After the 1984 Olympics at Los Angeles, Duva signed medalists Holyfield, Whitaker, Meldrick Taylor, Mark Breland and Tyrell Bigs, helping to establish Main Events as a premier promoter.
Taylor became a junior welterweight and welterweight champion; Breland won a welterweight title; Whitaker won the lightweight, junior welterweight, welterweight and junior middleweight titles, and Holyfield became undisputed cruiserweight and heavyweight champion.
Duva was involved in the three Holyfield-Riddick Bowe fights, which grossed more than $100 million in pay-per-view revenue.
``This is a sad day for me because I lost a great friend, and equally sad day for the boxing world,″ Holyfield said. ``Dan was a man who gave me an opportunity and I’ll never forget him for that.″
``I owe a lot to Dan, he was not only an important par of my career, but an invaluable part of my life,″ Whitaker said. ``I will miss him terribly.″
Duva was graduated from Rutgers and the Seton Hall School of Law and practiced law from 1976 to 1980.

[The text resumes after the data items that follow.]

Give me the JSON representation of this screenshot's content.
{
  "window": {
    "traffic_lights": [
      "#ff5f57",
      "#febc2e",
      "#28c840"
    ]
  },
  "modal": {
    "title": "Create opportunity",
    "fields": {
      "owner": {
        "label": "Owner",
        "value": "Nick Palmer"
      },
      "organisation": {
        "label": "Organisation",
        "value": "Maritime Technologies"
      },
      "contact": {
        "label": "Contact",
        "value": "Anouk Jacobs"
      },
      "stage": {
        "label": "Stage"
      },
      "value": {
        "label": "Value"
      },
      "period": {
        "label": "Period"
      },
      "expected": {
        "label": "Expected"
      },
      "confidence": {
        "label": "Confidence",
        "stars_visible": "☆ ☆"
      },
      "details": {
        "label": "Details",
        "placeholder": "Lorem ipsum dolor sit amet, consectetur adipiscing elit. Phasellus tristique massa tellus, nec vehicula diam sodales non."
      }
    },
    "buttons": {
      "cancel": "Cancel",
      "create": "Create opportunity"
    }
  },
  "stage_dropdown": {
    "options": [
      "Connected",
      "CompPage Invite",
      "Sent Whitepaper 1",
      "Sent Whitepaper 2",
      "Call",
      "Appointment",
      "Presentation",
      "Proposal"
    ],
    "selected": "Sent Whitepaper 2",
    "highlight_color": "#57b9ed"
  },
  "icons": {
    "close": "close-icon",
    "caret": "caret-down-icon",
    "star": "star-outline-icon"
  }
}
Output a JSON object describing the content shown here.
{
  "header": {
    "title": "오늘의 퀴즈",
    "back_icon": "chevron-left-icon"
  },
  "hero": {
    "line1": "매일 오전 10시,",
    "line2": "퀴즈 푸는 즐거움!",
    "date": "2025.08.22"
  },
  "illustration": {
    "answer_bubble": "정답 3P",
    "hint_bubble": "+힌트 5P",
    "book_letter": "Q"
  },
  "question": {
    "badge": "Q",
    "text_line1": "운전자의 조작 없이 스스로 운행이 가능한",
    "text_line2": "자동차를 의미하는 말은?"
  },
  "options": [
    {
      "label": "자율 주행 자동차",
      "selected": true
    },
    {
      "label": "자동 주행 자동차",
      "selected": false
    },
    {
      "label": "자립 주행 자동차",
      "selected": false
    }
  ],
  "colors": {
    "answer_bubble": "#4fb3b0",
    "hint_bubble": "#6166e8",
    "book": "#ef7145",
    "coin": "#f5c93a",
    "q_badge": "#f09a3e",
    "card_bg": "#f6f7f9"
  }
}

Survivors, in addition to his father and brother, include his wife, Katherine, daughters Lisa and Nicole, son Bryan and sisters Donna Brooks, Denise MacPhail and Deanne Boorman.
A wake will be held from 2 p.m. to 4 p.m. Wednesday and from 2 p.m. to 4 p.m. and from 7 p.m. to 9 p.m. Thursday at the Festa Memorial Home in Totowa. The funeral will be Friday at 11 a.m. at the Church of the Holy Angel in Little Falls, N.J.